Segundo o diretor da PJ do Centro, apenas uma das empresas envolvidas – do empresário detido – terá sido responsável pela emissão de recibos no valor de 1,5 milhões de euros.

A “grande maioria” dos imigrantes que pagou por estes serviços “não está sequer em Portugal”, encontrando-se sobretudo a viver na Bélgica, França e Suíça, acrescentou.

Avelino Lima afirmou que poderão estar em causa perto de dez mil imigrantes associados a este grupo, mas admitiu que o número ainda está a ser apurado, recordando que há processos iniciados em 2022.

No entanto, apenas uma das pessoas detidas “era representante de mais de 3.500 imigrantes”, salientou.

O responsável realçou que o grupo terá tido proveitos económicos na ordem dos milhões de euros.

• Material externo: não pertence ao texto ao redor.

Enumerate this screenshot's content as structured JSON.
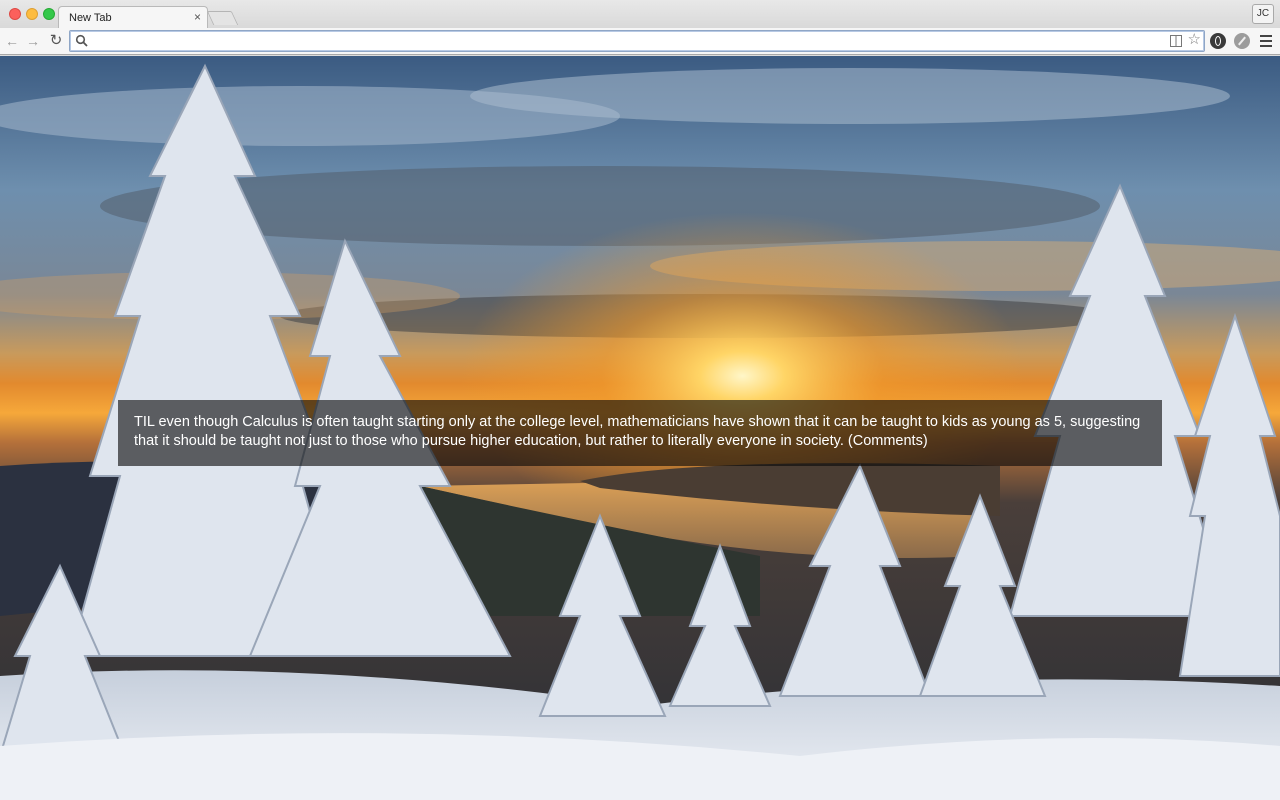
{
  "browser": {
    "tab_title": "New Tab",
    "tab_close": "×",
    "profile_initials": "JC",
    "omnibox_value": ""
  },
  "fact": {
    "text": "TIL even though Calculus is often taught starting only at the college level, mathematicians have shown that it can be taught to kids as young as 5, suggesting that it should be taught not just to those who pursue higher education, but rather to literally everyone in society.",
    "comments_link": "(Comments)"
  },
  "icons": {
    "back": "arrow-left-icon",
    "forward": "arrow-right-icon",
    "reload": "reload-icon",
    "search": "search-icon",
    "reader": "reader-mode-icon",
    "bookmark": "star-icon",
    "ext1": "opera-extension-icon",
    "ext2": "compass-extension-icon",
    "menu": "hamburger-menu-icon"
  },
  "colors": {
    "sky_top": "#3a5a80",
    "sunset": "#f5a623",
    "snow": "#eef1f5",
    "caption_bg": "#0a0a0a"
  }
}
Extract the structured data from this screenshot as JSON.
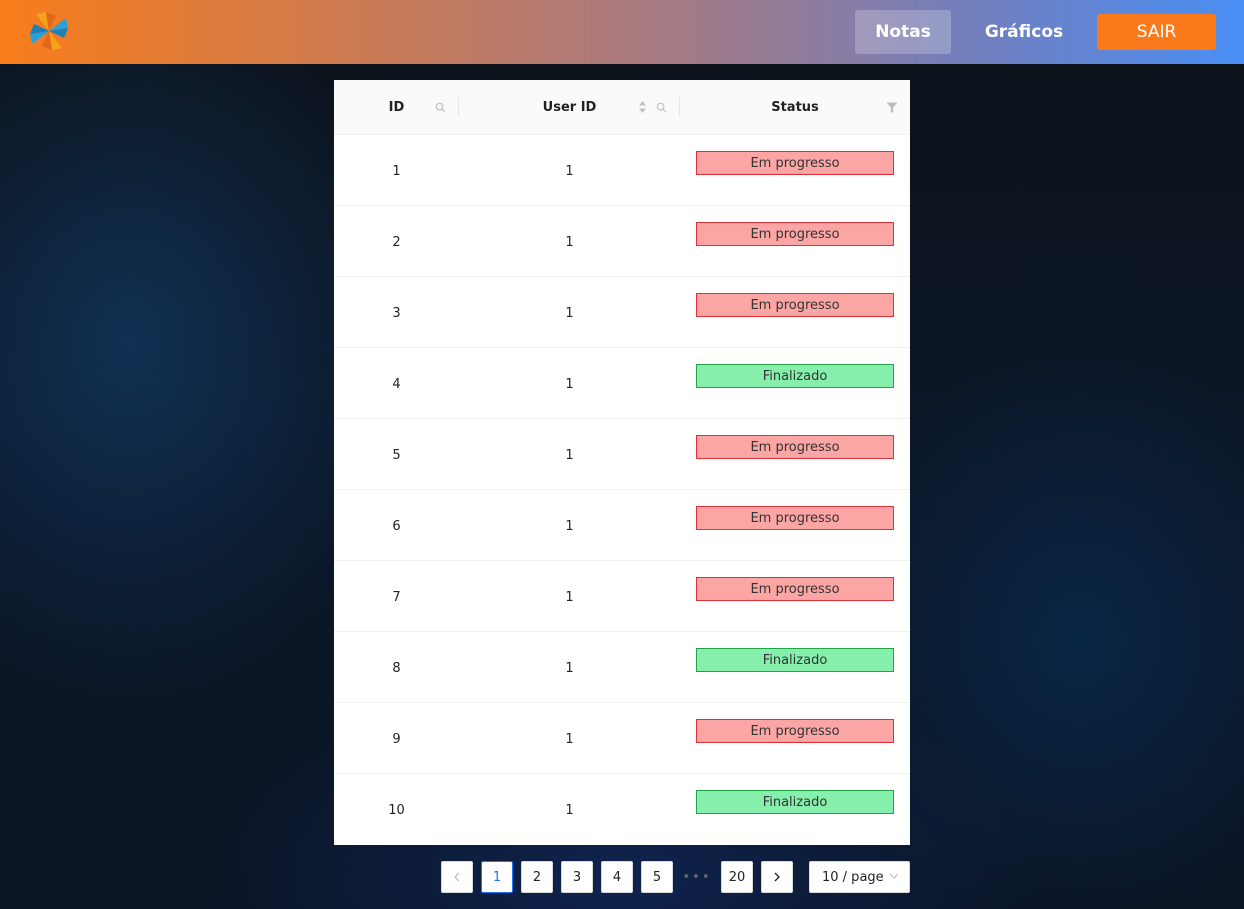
{
  "header": {
    "logo_icon": "pinwheel-logo-icon",
    "nav": {
      "notas": "Notas",
      "graficos": "Gráficos",
      "sair": "SAIR"
    },
    "colors": {
      "gradient_start": "#f97d1a",
      "gradient_end": "#4a8ff5",
      "sair_bg": "#fa7a1c"
    }
  },
  "table": {
    "columns": {
      "id": "ID",
      "user_id": "User ID",
      "status": "Status"
    },
    "column_icons": {
      "id": "search-icon",
      "user_id": [
        "sort-icon",
        "search-icon"
      ],
      "status": "filter-icon"
    },
    "rows": [
      {
        "id": "1",
        "user_id": "1",
        "status": "Em progresso"
      },
      {
        "id": "2",
        "user_id": "1",
        "status": "Em progresso"
      },
      {
        "id": "3",
        "user_id": "1",
        "status": "Em progresso"
      },
      {
        "id": "4",
        "user_id": "1",
        "status": "Finalizado"
      },
      {
        "id": "5",
        "user_id": "1",
        "status": "Em progresso"
      },
      {
        "id": "6",
        "user_id": "1",
        "status": "Em progresso"
      },
      {
        "id": "7",
        "user_id": "1",
        "status": "Em progresso"
      },
      {
        "id": "8",
        "user_id": "1",
        "status": "Finalizado"
      },
      {
        "id": "9",
        "user_id": "1",
        "status": "Em progresso"
      },
      {
        "id": "10",
        "user_id": "1",
        "status": "Finalizado"
      }
    ],
    "status_colors": {
      "Em progresso": {
        "bg": "#fca5a5",
        "border": "#e0303a"
      },
      "Finalizado": {
        "bg": "#86efac",
        "border": "#22a34a"
      }
    }
  },
  "pagination": {
    "pages": [
      "1",
      "2",
      "3",
      "4",
      "5"
    ],
    "ellipsis": "•••",
    "last_page": "20",
    "current_page": "1",
    "page_size": "10 / page",
    "prev_icon": "chevron-left-icon",
    "next_icon": "chevron-right-icon"
  }
}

Avelino Lima considerou que este tipo de investigação é “extremamente complexa e exigente”, referindo que, além do crime de auxílio à imigração ilegal, poderão estar em causa crimes como corrupção ativa, passiva, branqueamento de capitais e fraude fiscal.

O diretor da PJ do Centro alertou para a capacidade que estes grupos têm para se infiltrarem em estruturas do Estado – face aos proveitos económicos que geram.

No entanto, Avelino Lima realçou que a PJ e a Justiça têm feito “o seu caminho”, considerando que todos os institutos públicos “têm que estar preparados e atuar em conformidade”.

“Estamos a falar de uma atividade que, tendo em vista aquilo que é obtido ou tentado obter pelas organizações criminosas, vão tentar sempre conseguir infiltrar-se em três organismos: Finanças, Segurança Social e AIMA [Agência para a Integração Migrações e Asilo]”, vincou.